Days ahead of an earnings season, options traders brace for volatility in US bank stocks that many believe will drive lower earnings, reflecting concerns over an expected recession.
Current market positioning signals bleak outlook: The one-month moving average of open puts on the Financial Select Sector SPDR Fund, the largest financial ETF with assets under $33 billion, outperforms call options by 1.8 to 1, the most defensive of which measure is since the end of October.
In a standout trade Monday, a put buyer paid $1.5 million for 50,000 February puts on XLF. Trading would be profitable if the ETF’s shares fell below $33 by mid-February, down 6% from current levels.
“What you’re seeing in the markets is some concern about whether or not the operating environment is going to be supportive for financials,” said Scott Knapp, chief market strategist at CUNA Mutual Group. “It’s a challenging environment where it’s hard to make a nickel … markets move forward by discounting some of it.”
Bank of America, JPMorgan Chase & Co., Wells Fargo and Citigroup Inc are expected to report results on Friday, with more lenders to follow next week.
Bank stocks came under pressure along with broader markets last year as the US Federal Reserve hiked interest rates at a rapid pace to combat the worst inflation in decades.

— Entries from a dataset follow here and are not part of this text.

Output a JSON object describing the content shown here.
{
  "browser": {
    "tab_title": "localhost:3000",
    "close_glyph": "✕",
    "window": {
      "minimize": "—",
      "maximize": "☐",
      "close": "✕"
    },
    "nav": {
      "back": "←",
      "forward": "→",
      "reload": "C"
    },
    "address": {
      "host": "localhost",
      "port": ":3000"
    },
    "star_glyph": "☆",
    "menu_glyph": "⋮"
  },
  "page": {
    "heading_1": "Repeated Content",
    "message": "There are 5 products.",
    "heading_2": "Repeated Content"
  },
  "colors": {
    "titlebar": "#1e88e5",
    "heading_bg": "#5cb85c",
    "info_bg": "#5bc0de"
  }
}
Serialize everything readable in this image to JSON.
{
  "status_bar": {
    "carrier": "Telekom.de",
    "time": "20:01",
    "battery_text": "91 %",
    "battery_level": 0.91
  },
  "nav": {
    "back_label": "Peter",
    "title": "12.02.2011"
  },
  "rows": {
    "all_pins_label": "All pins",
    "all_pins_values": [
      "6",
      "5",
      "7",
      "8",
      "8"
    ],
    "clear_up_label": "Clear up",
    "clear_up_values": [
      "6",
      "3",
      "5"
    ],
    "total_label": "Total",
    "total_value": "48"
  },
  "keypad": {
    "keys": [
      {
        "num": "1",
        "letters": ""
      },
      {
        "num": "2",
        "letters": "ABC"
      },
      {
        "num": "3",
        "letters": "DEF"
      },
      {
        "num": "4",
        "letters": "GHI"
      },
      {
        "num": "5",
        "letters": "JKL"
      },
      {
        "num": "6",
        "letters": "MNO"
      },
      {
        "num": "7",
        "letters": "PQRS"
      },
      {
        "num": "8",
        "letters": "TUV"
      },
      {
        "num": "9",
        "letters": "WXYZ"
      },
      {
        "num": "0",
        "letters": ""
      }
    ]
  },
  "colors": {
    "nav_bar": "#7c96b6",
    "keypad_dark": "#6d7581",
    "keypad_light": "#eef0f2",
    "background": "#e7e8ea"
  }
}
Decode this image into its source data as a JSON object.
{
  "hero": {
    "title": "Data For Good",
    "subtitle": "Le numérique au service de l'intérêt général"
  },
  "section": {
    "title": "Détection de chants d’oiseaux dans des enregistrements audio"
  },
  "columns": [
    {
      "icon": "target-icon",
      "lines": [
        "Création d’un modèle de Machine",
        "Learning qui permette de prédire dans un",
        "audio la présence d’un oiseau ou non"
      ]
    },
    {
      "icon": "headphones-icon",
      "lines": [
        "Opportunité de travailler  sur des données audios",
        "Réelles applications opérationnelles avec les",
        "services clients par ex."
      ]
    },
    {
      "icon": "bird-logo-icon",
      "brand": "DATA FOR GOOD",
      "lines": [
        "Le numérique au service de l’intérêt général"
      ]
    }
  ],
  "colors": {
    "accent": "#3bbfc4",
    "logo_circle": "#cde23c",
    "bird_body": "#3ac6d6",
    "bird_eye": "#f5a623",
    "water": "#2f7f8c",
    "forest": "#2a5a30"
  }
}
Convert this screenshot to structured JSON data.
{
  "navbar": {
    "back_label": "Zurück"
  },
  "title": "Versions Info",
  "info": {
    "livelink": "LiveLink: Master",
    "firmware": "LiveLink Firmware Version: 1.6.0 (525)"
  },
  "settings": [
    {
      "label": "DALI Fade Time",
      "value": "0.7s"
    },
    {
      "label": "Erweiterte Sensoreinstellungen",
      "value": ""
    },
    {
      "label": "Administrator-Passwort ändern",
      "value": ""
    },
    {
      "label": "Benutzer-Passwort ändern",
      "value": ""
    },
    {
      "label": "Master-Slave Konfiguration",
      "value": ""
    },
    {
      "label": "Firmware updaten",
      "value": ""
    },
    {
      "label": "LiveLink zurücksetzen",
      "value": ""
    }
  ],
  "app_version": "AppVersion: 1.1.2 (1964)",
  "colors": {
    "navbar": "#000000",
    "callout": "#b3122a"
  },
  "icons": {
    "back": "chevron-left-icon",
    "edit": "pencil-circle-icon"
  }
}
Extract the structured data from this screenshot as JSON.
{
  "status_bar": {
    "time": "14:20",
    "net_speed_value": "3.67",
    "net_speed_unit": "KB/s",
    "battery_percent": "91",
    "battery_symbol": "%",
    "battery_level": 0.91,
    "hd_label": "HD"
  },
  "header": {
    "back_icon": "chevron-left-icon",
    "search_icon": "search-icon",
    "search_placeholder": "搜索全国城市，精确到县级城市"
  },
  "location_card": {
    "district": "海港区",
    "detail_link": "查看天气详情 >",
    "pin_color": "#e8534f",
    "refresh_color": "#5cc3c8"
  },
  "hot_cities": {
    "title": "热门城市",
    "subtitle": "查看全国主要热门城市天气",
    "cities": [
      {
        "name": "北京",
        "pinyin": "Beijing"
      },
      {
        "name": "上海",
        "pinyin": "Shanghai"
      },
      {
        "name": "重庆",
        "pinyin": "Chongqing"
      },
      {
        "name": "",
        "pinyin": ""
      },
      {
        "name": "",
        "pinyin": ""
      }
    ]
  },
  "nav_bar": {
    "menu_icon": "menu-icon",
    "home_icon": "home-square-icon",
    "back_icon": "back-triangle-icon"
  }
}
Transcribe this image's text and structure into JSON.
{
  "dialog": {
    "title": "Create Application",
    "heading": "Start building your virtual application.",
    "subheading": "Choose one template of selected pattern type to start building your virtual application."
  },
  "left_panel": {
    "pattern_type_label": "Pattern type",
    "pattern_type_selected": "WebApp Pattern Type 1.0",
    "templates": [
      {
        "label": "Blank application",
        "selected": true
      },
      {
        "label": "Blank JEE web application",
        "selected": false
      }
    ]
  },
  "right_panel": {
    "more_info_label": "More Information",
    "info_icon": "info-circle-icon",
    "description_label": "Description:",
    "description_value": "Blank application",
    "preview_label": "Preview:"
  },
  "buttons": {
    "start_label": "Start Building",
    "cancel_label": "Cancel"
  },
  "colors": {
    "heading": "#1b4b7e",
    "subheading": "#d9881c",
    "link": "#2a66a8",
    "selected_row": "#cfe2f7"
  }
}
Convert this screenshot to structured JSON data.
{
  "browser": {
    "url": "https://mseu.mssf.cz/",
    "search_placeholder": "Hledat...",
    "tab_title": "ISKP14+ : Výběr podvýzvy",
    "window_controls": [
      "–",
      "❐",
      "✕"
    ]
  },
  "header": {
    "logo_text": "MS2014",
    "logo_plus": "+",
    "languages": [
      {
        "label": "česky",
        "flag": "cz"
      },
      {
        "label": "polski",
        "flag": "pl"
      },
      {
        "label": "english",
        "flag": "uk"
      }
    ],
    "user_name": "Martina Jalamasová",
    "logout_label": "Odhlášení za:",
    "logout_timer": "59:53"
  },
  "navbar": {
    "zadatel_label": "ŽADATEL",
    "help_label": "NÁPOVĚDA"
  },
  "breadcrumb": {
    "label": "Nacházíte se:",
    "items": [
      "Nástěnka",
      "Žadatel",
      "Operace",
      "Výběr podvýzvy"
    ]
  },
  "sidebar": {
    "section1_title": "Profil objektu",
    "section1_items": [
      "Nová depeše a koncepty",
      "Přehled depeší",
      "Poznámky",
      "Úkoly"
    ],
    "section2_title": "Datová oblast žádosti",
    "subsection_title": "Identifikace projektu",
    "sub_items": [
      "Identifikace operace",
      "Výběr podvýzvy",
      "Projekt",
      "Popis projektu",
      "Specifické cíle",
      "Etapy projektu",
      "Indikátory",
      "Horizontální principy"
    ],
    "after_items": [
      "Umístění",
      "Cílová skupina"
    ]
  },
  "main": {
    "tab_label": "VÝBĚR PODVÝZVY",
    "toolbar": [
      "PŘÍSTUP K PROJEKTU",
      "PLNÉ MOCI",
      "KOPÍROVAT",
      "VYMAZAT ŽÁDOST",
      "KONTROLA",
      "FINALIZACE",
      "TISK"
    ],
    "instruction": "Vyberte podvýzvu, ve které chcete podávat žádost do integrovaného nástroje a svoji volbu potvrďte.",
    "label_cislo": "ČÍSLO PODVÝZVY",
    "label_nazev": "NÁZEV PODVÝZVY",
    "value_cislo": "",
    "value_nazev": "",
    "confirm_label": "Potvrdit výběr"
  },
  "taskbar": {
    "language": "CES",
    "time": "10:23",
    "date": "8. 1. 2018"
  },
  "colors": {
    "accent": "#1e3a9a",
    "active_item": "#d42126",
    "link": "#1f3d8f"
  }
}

The S&P 500 banking index fell 21.6% over the past year, compared to a 19.4% decline in the overall S&P 500.
Bank stocks have historically been volatile around the reporting time and traders expect Thursday’s US consumer price data – which have fueled major market volatility in recent months – to add an extra dose of jitters this time around.
Options on major bank stocks are pricing in the largest post-earnings moves in the past two years, on average, according to analysis by Susquehanna International Group.
“The trading bias in options heading for big bank profits has been to buy volatility and protect positions,” said Chris Murphy, co-head of derivatives strategy at Susquehanna International Group. “It’s definitely more pronounced than it has been in the past.”
GRAPHIC: Set for volatility (
Many believe that rising prices and higher borrowing will weigh on lenders’ bottom line, prompting consumers and businesses to rein in spending. Because banks act as economic middlemen, their profits fall when activity slows.
According to Refinitiv’s IBES data, analysts expect fourth-quarter earnings for the S&P 500 financial sector to fall 8.7% year over year, which coincides with the technology sector as the fourth-largest projected decline among major sectors for the period.
Meanwhile, starting Wednesday, Goldman Sachs Group will begin shedding thousands of jobs across the company as it prepares for a difficult economic environment, the latest among big banks including Morgan Stanley and Citigroup Inc, which both lost their positions in recent months dealmaking boom on Wall Street fizzled out, among other things due to high interest rates.
Not everyone has a bleak outlook for the industry. In a research note Monday, Bank of America said financials had better earnings stability than the S&P 500, cleaner balance sheets and lower recession risk than “other more crowded and expensive cyclical sectors like info tech.”
“US financials could be a good place to park assets in the near term,” wrote Savita Subramanian, equity and quant strategist at BofA Global Research.